Sénégal : ces étudiants qui transforment l’amphi en tremplin politique
Dans les amphithéâtres du Sénégal, une nouvelle génération d’étudiants redéfinit les contours de l’engagement citoyen. Pour eux, la politique n’est pas une voie de garage, mais une école parallèle où se forgent les futurs décideurs.
L’université, un terrain de jeu politique pour les jeunes ambitieux
Pour ces jeunes universitaires, s’engager en politique dès les études représente bien plus qu’un simple hobby : c’est une stratégie d’avenir. Entre cours magistraux et réunions de section, ils apprennent à concilier rigueur académique et action citoyenne. Une démarche qui, selon eux, prépare mieux à la vie active que les seuls manuels théoriques.
Des parcours hybrides pour des profils polyvalents
Adama Lam, étudiant en droit à Dakar, incarne cette nouvelle tendance :
« Intégrer un parti politique pendant mes études me permet de me former tout en restant ancré dans la réalité. Le savoir académique éclaire, mais c’est sur le terrain que l’on comprend vraiment les enjeux. L’université donne les outils, l’engagement politique les met en pratique. »

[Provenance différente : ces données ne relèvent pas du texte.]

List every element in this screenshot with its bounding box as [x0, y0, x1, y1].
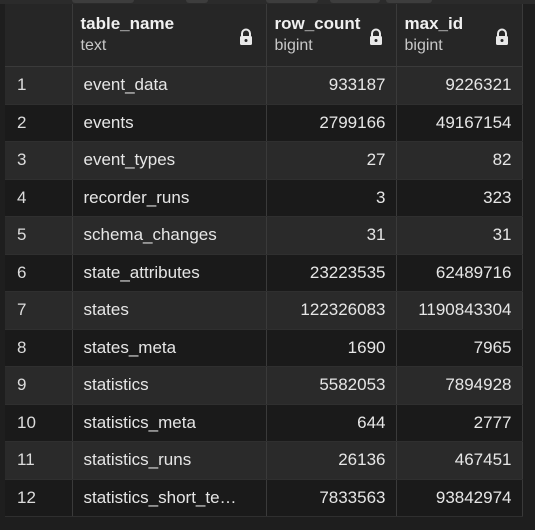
toolbar-button-edge[interactable] [186, 0, 208, 3]
cell-row-count[interactable]: 7833563 [266, 479, 397, 517]
results-grid: table_name text row_count bigint max_id … [5, 4, 523, 517]
row-number[interactable]: 5 [5, 216, 73, 255]
cell-row-count[interactable]: 23223535 [266, 254, 397, 292]
lock-icon [369, 28, 382, 45]
row-number[interactable]: 2 [5, 104, 73, 142]
cell-max-id[interactable]: 467451 [396, 441, 523, 480]
cell-row-count[interactable]: 2799166 [266, 104, 397, 142]
lock-icon [495, 28, 508, 45]
table-row[interactable]: 9 statistics 5582053 7894928 [5, 366, 523, 405]
column-header-row-count[interactable]: row_count bigint [266, 4, 397, 67]
column-header-max-id[interactable]: max_id bigint [396, 4, 523, 67]
table-row[interactable]: 3 event_types 27 82 [5, 141, 523, 180]
cell-row-count[interactable]: 27 [266, 141, 397, 180]
cell-max-id[interactable]: 93842974 [396, 479, 523, 517]
cell-row-count[interactable]: 122326083 [266, 291, 397, 330]
cell-table-name[interactable]: states_meta [72, 329, 267, 367]
toolbar-button-edge[interactable] [330, 0, 380, 3]
cell-max-id[interactable]: 7965 [396, 329, 523, 367]
cell-table-name[interactable]: statistics_meta [72, 404, 267, 442]
cell-row-count[interactable]: 644 [266, 404, 397, 442]
cell-table-name[interactable]: event_types [72, 141, 267, 180]
cell-max-id[interactable]: 49167154 [396, 104, 523, 142]
table-row[interactable]: 4 recorder_runs 3 323 [5, 179, 523, 217]
cell-table-name[interactable]: statistics_short_te… [72, 479, 267, 517]
cell-max-id[interactable]: 7894928 [396, 366, 523, 405]
row-number[interactable]: 10 [5, 404, 73, 442]
vertical-scrollbar-track[interactable] [523, 4, 535, 530]
table-row[interactable]: 5 schema_changes 31 31 [5, 216, 523, 255]
row-number[interactable]: 7 [5, 291, 73, 330]
table-row[interactable]: 11 statistics_runs 26136 467451 [5, 441, 523, 480]
row-number[interactable]: 4 [5, 179, 73, 217]
cell-table-name[interactable]: event_data [72, 66, 267, 105]
cell-max-id[interactable]: 62489716 [396, 254, 523, 292]
table-row[interactable]: 7 states 122326083 1190843304 [5, 291, 523, 330]
column-header-table-name[interactable]: table_name text [72, 4, 267, 67]
cell-table-name[interactable]: statistics [72, 366, 267, 405]
cell-table-name[interactable]: states [72, 291, 267, 330]
cell-max-id[interactable]: 31 [396, 216, 523, 255]
table-row[interactable]: 8 states_meta 1690 7965 [5, 329, 523, 367]
row-number[interactable]: 6 [5, 254, 73, 292]
cell-max-id[interactable]: 82 [396, 141, 523, 180]
toolbar-button-edge[interactable] [266, 0, 318, 3]
cell-row-count[interactable]: 5582053 [266, 366, 397, 405]
header-row: table_name text row_count bigint max_id … [5, 4, 523, 67]
row-number[interactable]: 3 [5, 141, 73, 180]
cell-table-name[interactable]: recorder_runs [72, 179, 267, 217]
row-number[interactable]: 11 [5, 441, 73, 480]
cell-table-name[interactable]: statistics_runs [72, 441, 267, 480]
row-number[interactable]: 9 [5, 366, 73, 405]
table-row[interactable]: 1 event_data 933187 9226321 [5, 66, 523, 105]
cell-max-id[interactable]: 2777 [396, 404, 523, 442]
lock-icon [239, 28, 252, 45]
row-number[interactable]: 8 [5, 329, 73, 367]
cell-row-count[interactable]: 3 [266, 179, 397, 217]
table-row[interactable]: 6 state_attributes 23223535 62489716 [5, 254, 523, 292]
table-row[interactable]: 10 statistics_meta 644 2777 [5, 404, 523, 442]
cell-table-name[interactable]: events [72, 104, 267, 142]
table-row[interactable]: 12 statistics_short_te… 7833563 93842974 [5, 479, 523, 517]
cell-max-id[interactable]: 323 [396, 179, 523, 217]
toolbar-button-edge[interactable] [386, 0, 432, 3]
table-row[interactable]: 2 events 2799166 49167154 [5, 104, 523, 142]
toolbar-button-edge[interactable] [72, 0, 134, 3]
select-all-corner[interactable] [5, 4, 73, 67]
cell-max-id[interactable]: 9226321 [396, 66, 523, 105]
cell-row-count[interactable]: 933187 [266, 66, 397, 105]
cell-row-count[interactable]: 31 [266, 216, 397, 255]
row-number[interactable]: 1 [5, 66, 73, 105]
cell-row-count[interactable]: 26136 [266, 441, 397, 480]
cell-max-id[interactable]: 1190843304 [396, 291, 523, 330]
cell-table-name[interactable]: schema_changes [72, 216, 267, 255]
cell-row-count[interactable]: 1690 [266, 329, 397, 367]
cell-table-name[interactable]: state_attributes [72, 254, 267, 292]
row-number[interactable]: 12 [5, 479, 73, 517]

La politique, un complément et non un obstacle aux études
Contrairement aux idées reçues, ces étudiants ne voient pas l’engagement politique comme une menace pour leur réussite scolaire. Pour eux, il s’agit d’un prolongement logique de leur formation, une manière de servir leur pays tout en construisant leur carrière.
Amadou Saliou Diallo, étudiant en gestion, résume cette philosophie :
« S’investir en politique ne signifie pas renoncer à ses autres ambitions. Un comptable peut tout à fait militer pour améliorer le système qui l’emploie. La politique est un devoir citoyen, pas une profession exclusive. »
Un double apprentissage pour façonner les leaders de demain
Ousmane Seck, lui aussi étudiant, insiste sur l’importance de cette double casquette :
« Les connaissances universitaires sont essentielles, mais les programmes politiques comme Jub, Jubal, Jubanti nous initient aux réalités du pouvoir. Un jour, nous pourrons diriger ou créer notre propre mouvement. Tout dépend de notre capacité à organiser notre temps et à distinguer vie étudiante et vie militante. »
Faut-il transformer l’université en vivier de futurs dirigeants ?
La question divise : l’institution doit-elle rester un sanctuaire du savoir ou s’ouvrir davantage aux dynamiques politiques ? Une chose est sûre : ces étudiants prouvent que l’engagement précoce peut être un atout, à condition de ne pas sacrifier ses études sur l’autel de la militance.